Oversight needed on excessive executive pay

  • By Michelle Singletary
  • Friday, December 19, 2008 4:13pm
  • Business

When the chief executives of General Motors and Ford announced that they would take just $1 a year in salary if Congress bailed their companies out, I rolled my eyes. Not for a moment did that gesture make me feel better about the possibility of the automakers receiving welfare.

Who in their right mind thinks a chief executive earning a $1 a year is actually making a sacrifice?

Nobody.

Last year the chief executives of at least 32 firms took the symbolic salary of $1 a year, according to Equilar Inc., an executive compensation research firm.

We regular wage earners know darn well these guys will get stock options, benefits and perks that far exceed what most of us will earn in our lifetimes.

From 2006 to 2007, the median value of total stock holdings and accumulated retirement benefits for Fortune 500 chief executives increased 6.1 percent to $56.7 million from $53.4 million, Equilar found. These amounts include pension benefits, deferred compensation, outstanding stock option awards, unvested stock awards, and shares owned outright.

The issue of executive compensation has again become a hot-button issue as company after company continues to tank, taking the economy along with them. On a gut level, it just feels so morally wrong for executives to earn millions while shareholders and employees are suffering so badly.

Ideally, executive compensation should be set by the marketplace and not by government. Pay for performance is what we all expect on our jobs.

The harder you work or the more value you bring to your company, the more you deserve to be compensated.

That’s the ideal way to pay people. But we know that chief executives, at least those running major corporations, are different. There’s so much more at stake when they fail to do their jobs properly. Just look at the American auto industry. The executives who ran Chrysler, Ford and GM off the road are still getting compensated handsomely while begging for a bailout. Even if their companies go broke, the bigwigs will still get millions in compensation despite their mistakes.

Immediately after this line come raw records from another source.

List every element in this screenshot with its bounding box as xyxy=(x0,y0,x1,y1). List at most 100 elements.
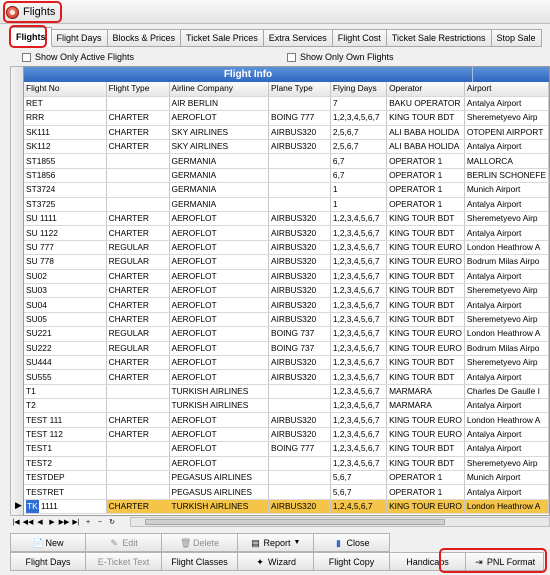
cell-operator[interactable]: ALI BABA HOLIDA xyxy=(386,139,465,155)
cell-airline-company[interactable]: AEROFLOT xyxy=(169,110,269,126)
table-row[interactable]: ST3725 GERMANIA 1 OPERATOR 1 Antalya Airport xyxy=(24,197,549,213)
cell-operator[interactable]: OPERATOR 1 xyxy=(386,168,465,184)
cell-flight-no[interactable]: TEST2 xyxy=(24,456,107,472)
cell-flight-type[interactable]: CHARTER xyxy=(106,312,170,328)
cell-operator[interactable]: KING TOUR BDT xyxy=(386,297,465,313)
cell-flight-type[interactable]: CHARTER xyxy=(106,427,170,443)
cell-airline-company[interactable]: GERMANIA xyxy=(169,197,269,213)
cell-plane-type[interactable]: AIRBUS320 xyxy=(268,139,331,155)
cell-airline-company[interactable]: AEROFLOT xyxy=(169,297,269,313)
cell-flying-days[interactable]: 1,2,3,4,5,6,7 xyxy=(330,398,388,414)
table-row[interactable]: TESTDEP PEGASUS AIRLINES 5,6,7 OPERATOR 1 Mu… xyxy=(24,470,549,486)
table-row[interactable]: SK111 CHARTER SKY AIRLINES AIRBUS320 2,5,6,7… xyxy=(24,125,549,141)
cell-flying-days[interactable]: 1,2,3,4,5,6,7 xyxy=(330,312,388,328)
cell-airport[interactable]: Munich Airport xyxy=(464,470,549,486)
horizontal-scrollbar[interactable] xyxy=(130,517,550,527)
table-row[interactable]: SU 778 REGULAR AEROFLOT AIRBUS320 1,2,3,4,5,… xyxy=(24,254,549,270)
cell-flying-days[interactable]: 1,2,4,5,6,7 xyxy=(330,499,388,515)
cell-operator[interactable]: OPERATOR 1 xyxy=(386,470,465,486)
active-flights-checkbox-box[interactable] xyxy=(22,52,31,62)
cell-operator[interactable]: KING TOUR BDT xyxy=(386,211,465,227)
cell-airline-company[interactable]: AEROFLOT xyxy=(169,269,269,284)
cell-plane-type[interactable]: AIRBUS320 xyxy=(268,312,331,328)
cell-flight-no[interactable]: SU555 xyxy=(24,369,107,385)
cell-flight-type[interactable]: CHARTER xyxy=(106,499,170,515)
table-row[interactable]: SU 1122 CHARTER AEROFLOT AIRBUS320 1,2,3,4,5… xyxy=(24,225,549,241)
cell-flying-days[interactable]: 1,2,3,4,5,6,7 xyxy=(330,369,388,385)
cell-airline-company[interactable]: AEROFLOT xyxy=(169,225,269,241)
cell-operator[interactable]: MARMARA xyxy=(386,398,465,414)
cell-operator[interactable]: KING TOUR BDT xyxy=(386,456,465,472)
column-header-operator[interactable]: Operator xyxy=(386,82,465,97)
cell-flight-type[interactable]: CHARTER xyxy=(106,225,170,241)
cell-flight-type[interactable]: CHARTER xyxy=(106,269,170,284)
cell-airport[interactable]: Antalya Airport xyxy=(464,369,549,385)
cell-flight-type[interactable]: REGULAR xyxy=(106,240,170,256)
cell-flight-no[interactable]: TEST1 xyxy=(24,441,107,457)
column-header-flight-type[interactable]: Flight Type xyxy=(106,82,170,97)
cell-airport[interactable]: Antalya Airport xyxy=(464,269,549,284)
cell-flight-type[interactable] xyxy=(106,182,170,198)
column-header-airport[interactable]: Airport xyxy=(464,82,549,97)
cell-plane-type[interactable]: AIRBUS320 xyxy=(268,254,331,270)
cell-plane-type[interactable]: AIRBUS320 xyxy=(268,125,331,141)
cell-operator[interactable]: KING TOUR BDT xyxy=(386,441,465,457)
cell-plane-type[interactable]: BOING 737 xyxy=(268,341,331,356)
cell-flight-type[interactable] xyxy=(106,441,170,457)
cell-airport[interactable]: Sheremetyevo Airp xyxy=(464,312,549,328)
cell-operator[interactable]: MARMARA xyxy=(386,384,465,400)
cell-operator[interactable]: KING TOUR EURO xyxy=(386,326,465,342)
tab-ticket-sale-restrictions[interactable]: Ticket Sale Restrictions xyxy=(386,29,492,47)
cell-airport[interactable]: Antalya Airport xyxy=(464,96,549,112)
cell-plane-type[interactable]: BOING 737 xyxy=(268,326,331,342)
cell-plane-type[interactable] xyxy=(268,398,331,414)
cell-flying-days[interactable]: 1 xyxy=(330,182,388,198)
cell-airline-company[interactable]: AEROFLOT xyxy=(169,326,269,342)
cell-flight-no[interactable]: ST1855 xyxy=(24,153,107,169)
edit-button[interactable]: ✎ Edit xyxy=(86,533,162,552)
cell-flight-type[interactable] xyxy=(106,484,170,500)
cell-flight-no[interactable]: TESTRET xyxy=(24,484,107,500)
cell-airline-company[interactable]: GERMANIA xyxy=(169,182,269,198)
nav-prev-page-icon[interactable]: ◀◀ xyxy=(22,517,34,528)
cell-flight-no[interactable]: SU 1122 xyxy=(24,225,107,241)
cell-plane-type[interactable]: AIRBUS320 xyxy=(268,269,331,284)
cell-airport[interactable]: London Heathrow A xyxy=(464,499,549,515)
cell-operator[interactable]: BAKU OPERATOR xyxy=(386,96,465,112)
cell-flight-no[interactable]: ST3725 xyxy=(24,197,107,213)
cell-flight-no[interactable]: T2 xyxy=(24,398,107,414)
cell-plane-type[interactable]: AIRBUS320 xyxy=(268,355,331,371)
cell-flight-type[interactable]: CHARTER xyxy=(106,125,170,141)
cell-plane-type[interactable] xyxy=(268,456,331,472)
cell-plane-type[interactable]: AIRBUS320 xyxy=(268,211,331,227)
cell-airline-company[interactable]: AEROFLOT xyxy=(169,355,269,371)
cell-flying-days[interactable]: 1,2,3,4,5,6,7 xyxy=(330,427,388,443)
cell-airport[interactable]: Sheremetyevo Airp xyxy=(464,211,549,227)
handicaps-button[interactable]: Handicaps xyxy=(390,552,466,571)
cell-airline-company[interactable]: AEROFLOT xyxy=(169,341,269,356)
cell-airline-company[interactable]: TURKISH AIRLINES xyxy=(169,499,269,515)
cell-airline-company[interactable]: AIR BERLIN xyxy=(169,96,269,112)
cell-plane-type[interactable]: AIRBUS320 xyxy=(268,240,331,256)
cell-airline-company[interactable]: AEROFLOT xyxy=(169,211,269,227)
report-button[interactable]: ▤ Report ▼ xyxy=(238,533,314,552)
cell-airline-company[interactable]: GERMANIA xyxy=(169,168,269,184)
cell-airport[interactable]: Sheremetyevo Airp xyxy=(464,456,549,472)
cell-flying-days[interactable]: 1,2,3,4,5,6,7 xyxy=(330,412,388,428)
cell-plane-type[interactable] xyxy=(268,168,331,184)
cell-flight-no[interactable]: SU04 xyxy=(24,297,107,313)
cell-flying-days[interactable]: 1,2,3,4,5,6,7 xyxy=(330,211,388,227)
cell-plane-type[interactable] xyxy=(268,96,331,112)
close-button[interactable]: ▮ Close xyxy=(314,533,390,552)
nav-refresh-icon[interactable]: ↻ xyxy=(106,517,118,528)
table-row[interactable]: RET AIR BERLIN 7 BAKU OPERATOR Antalya Airpo… xyxy=(24,96,549,112)
cell-airport[interactable]: Antalya Airport xyxy=(464,427,549,443)
table-row[interactable]: SU 777 REGULAR AEROFLOT AIRBUS320 1,2,3,4,5,… xyxy=(24,240,549,256)
cell-operator[interactable]: KING TOUR EURO xyxy=(386,341,465,356)
cell-airline-company[interactable]: SKY AIRLINES xyxy=(169,125,269,141)
cell-airline-company[interactable]: AEROFLOT xyxy=(169,283,269,299)
cell-flight-no[interactable]: TEST 111 xyxy=(24,412,107,428)
e-ticket-text-button[interactable]: E-Ticket Text xyxy=(86,552,162,571)
cell-airport[interactable]: OTOPENI AIRPORT xyxy=(464,125,549,141)
cell-flight-no[interactable]: RRR xyxy=(24,110,107,126)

But there’s some good that could be had from the current crisis in corporate America. When someone is pleading for a handout, you can get something in exchange for rescuing them. It would be idiotic if Congress didn’t take advantage of this crisis and find a way to better control the way chief executives and their immediate underlings are compensated.

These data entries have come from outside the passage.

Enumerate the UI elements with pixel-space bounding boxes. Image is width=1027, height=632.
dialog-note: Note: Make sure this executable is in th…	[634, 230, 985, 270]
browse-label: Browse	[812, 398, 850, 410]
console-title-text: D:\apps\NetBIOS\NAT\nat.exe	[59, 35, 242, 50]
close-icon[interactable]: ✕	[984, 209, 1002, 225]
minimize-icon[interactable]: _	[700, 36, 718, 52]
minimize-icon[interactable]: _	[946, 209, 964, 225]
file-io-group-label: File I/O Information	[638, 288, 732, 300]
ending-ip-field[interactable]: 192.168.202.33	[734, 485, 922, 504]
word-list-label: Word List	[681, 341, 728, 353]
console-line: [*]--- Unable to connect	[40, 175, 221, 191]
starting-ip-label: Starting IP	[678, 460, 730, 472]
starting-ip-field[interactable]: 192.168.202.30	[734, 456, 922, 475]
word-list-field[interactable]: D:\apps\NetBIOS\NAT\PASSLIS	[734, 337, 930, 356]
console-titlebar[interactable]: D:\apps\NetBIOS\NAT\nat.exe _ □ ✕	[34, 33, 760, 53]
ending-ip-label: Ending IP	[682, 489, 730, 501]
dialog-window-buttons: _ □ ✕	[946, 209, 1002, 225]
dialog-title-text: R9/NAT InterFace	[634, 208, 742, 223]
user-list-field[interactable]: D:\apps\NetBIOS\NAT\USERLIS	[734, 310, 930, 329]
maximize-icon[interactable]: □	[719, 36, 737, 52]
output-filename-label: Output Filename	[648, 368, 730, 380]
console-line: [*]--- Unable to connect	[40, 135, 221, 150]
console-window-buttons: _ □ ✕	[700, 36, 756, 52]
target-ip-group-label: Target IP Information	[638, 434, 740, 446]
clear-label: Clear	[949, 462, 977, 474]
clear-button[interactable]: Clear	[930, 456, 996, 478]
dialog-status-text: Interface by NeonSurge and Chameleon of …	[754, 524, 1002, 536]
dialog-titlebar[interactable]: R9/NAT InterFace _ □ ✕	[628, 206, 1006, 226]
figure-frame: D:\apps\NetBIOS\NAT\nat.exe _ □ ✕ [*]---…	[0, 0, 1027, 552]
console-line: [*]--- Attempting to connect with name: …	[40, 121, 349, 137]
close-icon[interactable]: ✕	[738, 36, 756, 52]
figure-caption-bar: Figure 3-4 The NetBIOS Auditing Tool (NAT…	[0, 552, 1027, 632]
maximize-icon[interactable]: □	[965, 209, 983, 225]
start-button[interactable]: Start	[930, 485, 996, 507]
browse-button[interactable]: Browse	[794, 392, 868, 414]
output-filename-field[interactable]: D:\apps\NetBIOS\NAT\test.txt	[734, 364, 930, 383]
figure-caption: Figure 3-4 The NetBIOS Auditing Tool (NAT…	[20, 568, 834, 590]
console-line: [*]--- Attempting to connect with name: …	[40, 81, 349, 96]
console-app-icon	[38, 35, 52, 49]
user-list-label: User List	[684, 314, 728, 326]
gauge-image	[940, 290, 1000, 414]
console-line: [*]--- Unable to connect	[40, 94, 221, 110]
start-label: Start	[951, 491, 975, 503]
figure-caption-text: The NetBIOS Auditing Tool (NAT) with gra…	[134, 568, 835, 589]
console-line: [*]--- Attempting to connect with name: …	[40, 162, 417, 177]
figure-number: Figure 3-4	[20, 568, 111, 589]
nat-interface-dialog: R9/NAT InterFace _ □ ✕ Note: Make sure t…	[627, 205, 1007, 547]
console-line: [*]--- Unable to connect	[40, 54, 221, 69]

If we now have an economy in which we can’t allow certain industries or companies to fail, then we need better governance over executive compensation. We need to place some checks and balances so that top executives aren’t allowed to run firms into the ground while enjoying outrageous pay packages no matter how their companies perform.

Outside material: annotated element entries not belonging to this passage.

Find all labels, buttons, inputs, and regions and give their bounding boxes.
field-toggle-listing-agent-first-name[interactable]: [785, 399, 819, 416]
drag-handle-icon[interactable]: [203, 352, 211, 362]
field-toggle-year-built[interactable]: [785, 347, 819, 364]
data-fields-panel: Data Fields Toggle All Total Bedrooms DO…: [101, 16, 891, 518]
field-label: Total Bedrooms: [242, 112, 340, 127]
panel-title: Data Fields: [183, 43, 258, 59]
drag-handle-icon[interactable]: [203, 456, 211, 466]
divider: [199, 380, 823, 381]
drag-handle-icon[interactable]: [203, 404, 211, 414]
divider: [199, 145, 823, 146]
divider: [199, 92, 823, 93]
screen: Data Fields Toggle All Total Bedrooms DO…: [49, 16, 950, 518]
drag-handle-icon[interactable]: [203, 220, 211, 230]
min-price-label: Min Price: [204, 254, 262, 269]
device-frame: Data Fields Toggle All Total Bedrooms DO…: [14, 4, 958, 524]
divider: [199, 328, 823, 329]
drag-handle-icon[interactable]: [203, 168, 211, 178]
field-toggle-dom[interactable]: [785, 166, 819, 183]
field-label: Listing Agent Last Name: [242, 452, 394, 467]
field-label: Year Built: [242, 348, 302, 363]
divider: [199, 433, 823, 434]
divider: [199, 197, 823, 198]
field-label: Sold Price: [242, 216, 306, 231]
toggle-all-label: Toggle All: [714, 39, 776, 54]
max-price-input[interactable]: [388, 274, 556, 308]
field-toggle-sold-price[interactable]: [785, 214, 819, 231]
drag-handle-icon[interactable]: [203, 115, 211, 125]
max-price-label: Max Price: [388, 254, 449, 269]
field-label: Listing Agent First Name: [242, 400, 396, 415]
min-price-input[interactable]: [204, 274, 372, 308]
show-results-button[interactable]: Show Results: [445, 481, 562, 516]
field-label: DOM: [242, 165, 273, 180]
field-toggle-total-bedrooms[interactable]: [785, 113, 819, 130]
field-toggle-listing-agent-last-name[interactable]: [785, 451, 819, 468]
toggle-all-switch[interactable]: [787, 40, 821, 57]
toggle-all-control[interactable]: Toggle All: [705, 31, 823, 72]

Perhaps one way is to focus more on the boards that approve executive pay. Let’s hold accountable the people responsible for granting the monstrous stock options, bonuses, golden parachutes and benefits.

Last year, companies in the S&P 500 index spent an average of more than $2 million on board compensation, according to preliminary findings of a director pay survey by the Corporate Library, an independent research firm. The median total compensation for individual directors of S&P 500 companies was just under $200,000.

Despite the economic downturn and a yearlong recession, the pay for directors has gone up. The median increase in total board compensation was nearly 11 percent. The median increase in compensation for individual directors was almost 12 percent. This is the third year of double-digit increases for directors and boards.

Is it no wonder that executive pay is so high? The people determining how much executives will get are lapping up the money too.

A board of directors ought to be examining executive compensation in the name of good governance. The buck has to stop with the directors because, let’s be honest, they will never give up the responsibility to approve executive pay to stockholders and probably shouldn’t.

I favor the trend of companies and boards taking pay cuts and eliminating bonuses when corporate performance stumbles. For example, Western Digital is reducing the salaries of its chief executive and top executives between 15 percent and 33 percent. The company also said in its filings with the Securities and Exchange Commission that it was reducing non-employee director retainers and committee fees by 15 percent for 2009.

“The rate at which companies are reducing executive salaries is certainly accelerating, and in many cases, executives are acting ahead of their boards by voluntarily taking pay cuts,” said Alexander Cwirko-Godycki, research manager at Equilar.

But that’s the problem: We can’t always rely on this volunteer effort.

There has to be accountability and it’s got to start with the compensation committees of these large firms. They have to have an overarching value system that recognizes that their decisions have rippling effects on our entire economy. And if they can’t get it right, we need to make them.